Earlier this week Dennis Howlett posted on ZDNet a fairly scathing attack on poor analysis and its creators – be they traditional firms or people with a different approach. In his post (in which I came in for a lambasting myself) Howlett makes a call for a change in the trenches of business IT analysis, he asks those in the know to;
step forward and push aside the fashion driven marketers masquerading as analysts. It is time to squish the idea that media is analysis and ask the question: Did you really think that or were you gaming Techmeme? Do you truly believe what you are saying or chasing the latest buzz phrase? Tell me, where is the evidence of which you speak so boldly and with such paper thin conviction?
The truth of the matter is that everyone is finding some balance between self-promotion, the creation of quality content and identifying (or as he put it, chasing) the latest buzz phrase. One only needs look at the traditional analysts who make extensive use of new media to see that personal brand (albeit backed up with substance) is a non-negotiable requirement these days. Howlett himself is a voracious user of Twitter and has created for himself a compelling (if somewhat abrasive) online presence. Is this not a tacit admission that content needs exposure in order to surface, and that in return, exposure create opportunities to create content?

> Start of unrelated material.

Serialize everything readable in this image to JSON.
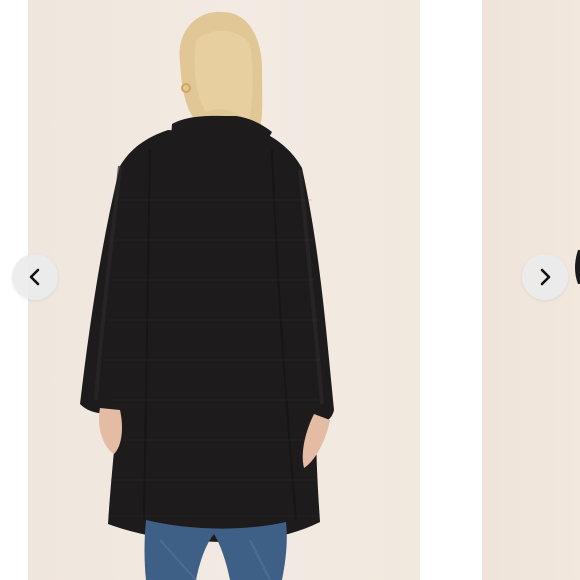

In critiquing the new breed of commentators/analysts, Howlett takes the line that:
pretty much anyone with a half baked opinion and a skill to write catchy headlines gets to call themselves an analyst. It has come to the point where anyone with a following of more than 10 people gets to spout whatever they wish with a good chance they get some attention
He drives home his point by giving the example of Quora, the rapidly growing question and answer site which he dismisses in the post as little more than a hangout for “the latest crop of attention seeking anal-ysts”. In taking this line however, Howlett seems to dismiss the very notion that collaborative platforms can build a meritocratic system that can allow the quality content and quality practitioners to rise to the surface. I’ve been using Quora for a short period of time and already it has become obvious that it’s a remarkably effective way to rapidly get a crowd sourced, crowd qualified and crowd moderated take on a particular issue. Many would argue that this beats the conflicted view that traditional analysis creates. Interestingly in a subsequent post all about Quora itself, Howlett said that
I like that because it either forces you to be smarter or it drives you away until you become smarter. In theory that should mean we all get a bit smarter at what we do. Or, as someone said: there are no stupid questions, only stupid answers and on Quora I get to decide.

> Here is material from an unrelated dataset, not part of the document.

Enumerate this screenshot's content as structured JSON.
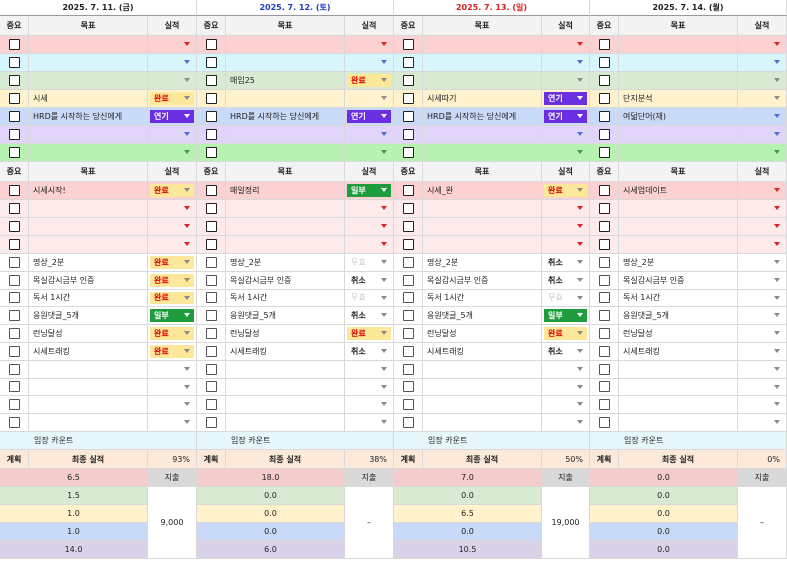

I don’t want to get into an extensive critique of the MQ results, but there are some glaring issues that one can only put down to commercial imperatives (more course commentators would call it “rampant pay for play”). To get some completely neutral feedback I spoke with a global systems manager from a major enterprise (who asked to remain anonymous) to get some end-user critique of the report. At an initial glance he criticizes the following;
- They’ve created some kind of hybrid IaaS with contract-based hosting – very much apples with oranges
- Despite a partial focus on colocation, many colo providers are missing from the report
- Amazon web services is included as a visionary which in Gartner’s own words means they are “new and unproven” – Huh?
- Gartner have entirely ignored security and accreditation issues in their advice to customers section
Contrast this if you will with this two part series from James Urquhart (Part 1 and Part 2). Without wanting to sound too much like the Urquhart fanboy that I am, the difference in quality, insight and, most importantly, neutrality between these two works is stark. Urquhart may not have Gartner’s Analyst’s combined centuries of experience and he may not have private briefings with execs from the particular companies he writes about but if I was a betting man, I’d put money on his predictions long before I do those of Gartner.

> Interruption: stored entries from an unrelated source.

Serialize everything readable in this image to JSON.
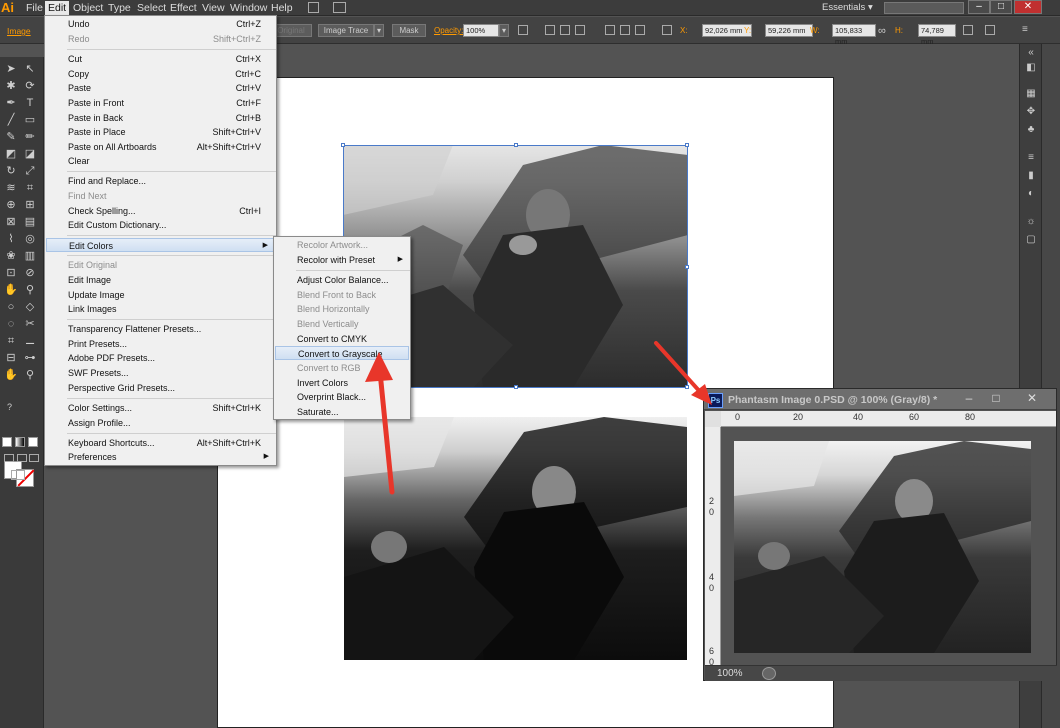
{
  "app": {
    "logo": "Ai"
  },
  "menubar": {
    "items": [
      "File",
      "Edit",
      "Object",
      "Type",
      "Select",
      "Effect",
      "View",
      "Window",
      "Help"
    ],
    "workspace": "Essentials"
  },
  "control_bar": {
    "selection_label": "Image",
    "original_btn": "Original",
    "image_trace_btn": "Image Trace",
    "mask_btn": "Mask",
    "opacity_label": "Opacity:",
    "opacity_value": "100%",
    "x_label": "X:",
    "x_value": "92,026 mm",
    "y_label": "Y:",
    "y_value": "59,226 mm",
    "w_label": "W:",
    "w_value": "105,833 mm",
    "h_label": "H:",
    "h_value": "74,789 mm"
  },
  "edit_menu": {
    "items": [
      {
        "label": "Undo",
        "shortcut": "Ctrl+Z",
        "disabled": false
      },
      {
        "label": "Redo",
        "shortcut": "Shift+Ctrl+Z",
        "disabled": true
      },
      {
        "label": "Cut",
        "shortcut": "Ctrl+X",
        "disabled": false
      },
      {
        "label": "Copy",
        "shortcut": "Ctrl+C",
        "disabled": false
      },
      {
        "label": "Paste",
        "shortcut": "Ctrl+V",
        "disabled": false
      },
      {
        "label": "Paste in Front",
        "shortcut": "Ctrl+F",
        "disabled": false
      },
      {
        "label": "Paste in Back",
        "shortcut": "Ctrl+B",
        "disabled": false
      },
      {
        "label": "Paste in Place",
        "shortcut": "Shift+Ctrl+V",
        "disabled": false
      },
      {
        "label": "Paste on All Artboards",
        "shortcut": "Alt+Shift+Ctrl+V",
        "disabled": false
      },
      {
        "label": "Clear",
        "shortcut": "",
        "disabled": false
      },
      {
        "label": "Find and Replace...",
        "shortcut": "",
        "disabled": false
      },
      {
        "label": "Find Next",
        "shortcut": "",
        "disabled": true
      },
      {
        "label": "Check Spelling...",
        "shortcut": "Ctrl+I",
        "disabled": false
      },
      {
        "label": "Edit Custom Dictionary...",
        "shortcut": "",
        "disabled": false
      },
      {
        "label": "Edit Colors",
        "shortcut": "",
        "disabled": false,
        "submenu": true
      },
      {
        "label": "Edit Original",
        "shortcut": "",
        "disabled": true
      },
      {
        "label": "Edit Image",
        "shortcut": "",
        "disabled": false
      },
      {
        "label": "Update Image",
        "shortcut": "",
        "disabled": false
      },
      {
        "label": "Link Images",
        "shortcut": "",
        "disabled": false
      },
      {
        "label": "Transparency Flattener Presets...",
        "shortcut": "",
        "disabled": false
      },
      {
        "label": "Print Presets...",
        "shortcut": "",
        "disabled": false
      },
      {
        "label": "Adobe PDF Presets...",
        "shortcut": "",
        "disabled": false
      },
      {
        "label": "SWF Presets...",
        "shortcut": "",
        "disabled": false
      },
      {
        "label": "Perspective Grid Presets...",
        "shortcut": "",
        "disabled": false
      },
      {
        "label": "Color Settings...",
        "shortcut": "Shift+Ctrl+K",
        "disabled": false
      },
      {
        "label": "Assign Profile...",
        "shortcut": "",
        "disabled": false
      },
      {
        "label": "Keyboard Shortcuts...",
        "shortcut": "Alt+Shift+Ctrl+K",
        "disabled": false
      },
      {
        "label": "Preferences",
        "shortcut": "",
        "disabled": false,
        "submenu": true
      }
    ]
  },
  "edit_colors_submenu": {
    "items": [
      {
        "label": "Recolor Artwork...",
        "disabled": true
      },
      {
        "label": "Recolor with Preset",
        "disabled": false,
        "submenu": true
      },
      {
        "label": "Adjust Color Balance...",
        "disabled": false
      },
      {
        "label": "Blend Front to Back",
        "disabled": true
      },
      {
        "label": "Blend Horizontally",
        "disabled": true
      },
      {
        "label": "Blend Vertically",
        "disabled": true
      },
      {
        "label": "Convert to CMYK",
        "disabled": false
      },
      {
        "label": "Convert to Grayscale",
        "disabled": false,
        "highlighted": true
      },
      {
        "label": "Convert to RGB",
        "disabled": true
      },
      {
        "label": "Invert Colors",
        "disabled": false
      },
      {
        "label": "Overprint Black...",
        "disabled": false
      },
      {
        "label": "Saturate...",
        "disabled": false
      }
    ]
  },
  "ps_window": {
    "badge": "Ps",
    "title": "Phantasm Image 0.PSD @ 100% (Gray/8) *",
    "ruler_top": [
      "0",
      "20",
      "40",
      "60",
      "80"
    ],
    "ruler_left": [
      "2",
      "0",
      "4",
      "0",
      "6",
      "0"
    ],
    "zoom": "100%"
  },
  "colors": {
    "arrow": "#e8362a",
    "highlight": "#cfdff2",
    "brand": "#ff9a00"
  }
}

And what modus operandi does Urquhart utilize in his day to day work with the cloud? Those same meritocratic, noise-filled and low-brow channels that many would dismiss. And those same channels allow Urquhart’s content to rise to the surface – surely analysis or commentary – call it what you will, is in good heart, despite the noise. The great thing about meritocracy is that it self corrects, as a friend pointed out to me, if this new breed of self-serving “spouters” are nothing but attention seekers then they will soon be cast into obscurity by the audience (those who are the real consumers of the commentary).
And lastly, and in a nice closing-of-the-circle. So long as the analysis is fair and without prejudice, the personal brand that gets built from meritocratic kudos can give companies what has recently been coined the “Scoble effect” – a benefit of being given approval by those whose opinions count.